Re: Bubble Babies Dream of Unicorns and Rainbows

by Katrina Trinko

David, as a twenty-something who doesn’t expect unicorns to pop up at NR headquarters (but has hinted that a random penguin hanging out would be rather fun), I wanted to put in a good word for my generation. While I’m not keen on the particular phrases your example tweeters use, I think it’s entirely defensible to want to have a meaningful, interesting job that helps, not the world, but perhaps your own community.

Thanks to the production jumps made by capitalism, more people are able to do jobs that genuinely engage them, that really give them an opportunity to use their intelligence and creativity. I don’t see that there’s anything inherently better about someone having to slog through a job he despises, just because he needs to in order to pay the bills. Obviously, someone who does that, without complaining, for the sake of his family, is doing something great and laudable — but wouldn’t it be better yet if he could be employed in a job that paid the bills and was enjoyable? Isn’t it better when the economy maximizes everyone’s skill set and allows them to utilize it to the fullest extent possible?

Of course, there are Millennials who childishly believe they will never have to decide between their self-interest and the common good, that changing lives will never demand personal sacrifice. (And based on the number of senior citizens who are opposed to any Medicare/Social Security cuts, that’s not just one generation’s problem.) And of course, joining the military is an extraordinarily courageous and generous act — and I have twenty-something friends who have done just that, who bravely fought for their country in Afghanistan.

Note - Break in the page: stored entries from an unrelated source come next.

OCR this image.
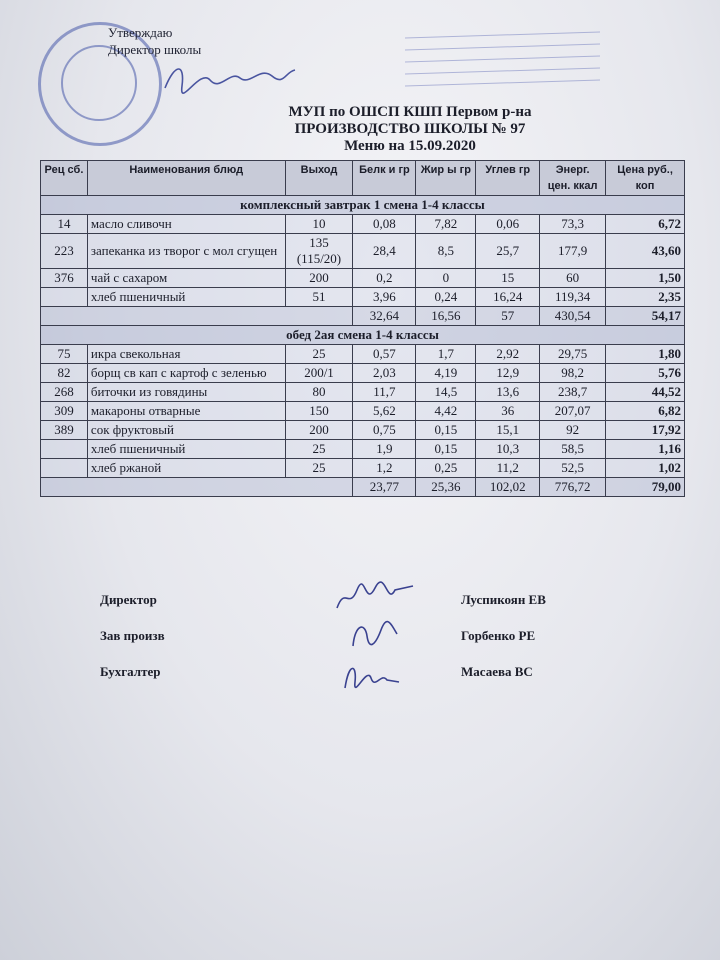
Утверждаю
Директор школы
МУП по ОШСП КШП Первом р-на
ПРОИЗВОДСТВО ШКОЛЫ № 97
Меню на 15.09.2020
Рец сб.	Наименования блюд	Выход	Белк и гр	Жир ы гр	Углев гр	Энерг. цен. ккал	Цена руб., коп
комплексный завтрак 1 смена 1-4 классы							
14	масло сливочн	10	0,08	7,82	0,06	73,3	6,72
223	запеканка из творог с мол сгущен	135 (115/20)	28,4	8,5	25,7	177,9	43,60
376	чай с сахаром	200	0,2	0	15	60	1,50
	хлеб пшеничный	51	3,96	0,24	16,24	119,34	2,35
			32,64	16,56	57	430,54	54,17
обед 2ая смена 1-4 классы							
75	икра свекольная	25	0,57	1,7	2,92	29,75	1,80
82	борщ св кап с картоф с зеленью	200/1	2,03	4,19	12,9	98,2	5,76
268	биточки из говядины	80	11,7	14,5	13,6	238,7	44,52
309	макароны отварные	150	5,62	4,42	36	207,07	6,82
389	сок фруктовый	200	0,75	0,15	15,1	92	17,92
	хлеб пшеничный	25	1,9	0,15	10,3	58,5	1,16
	хлеб ржаной	25	1,2	0,25	11,2	52,5	1,02
			23,77	25,36	102,02	776,72	79,00
Директор	Луспикоян ЕВ
Зав произв	Горбенко РЕ
Бухгалтер	Масаева ВС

But I don’t see any connection between wanting ideally to bring your dog to the office and being incapable of self-sacrifice. (And for whatever it’s worth, I have a very hard-working friend who has brought her dog to the office, to her boss’s delight.) Nor do I see it as wrong to want your employment, if possible, to be interesting and perhaps even meaningful. That doesn’t mean you hold out for the perfect job even if it requires skipping student loan payments, running up credit card debt, and mooching off your parents. But if it means you try, to the extent that you are financially able, to get a job you love, why oppose?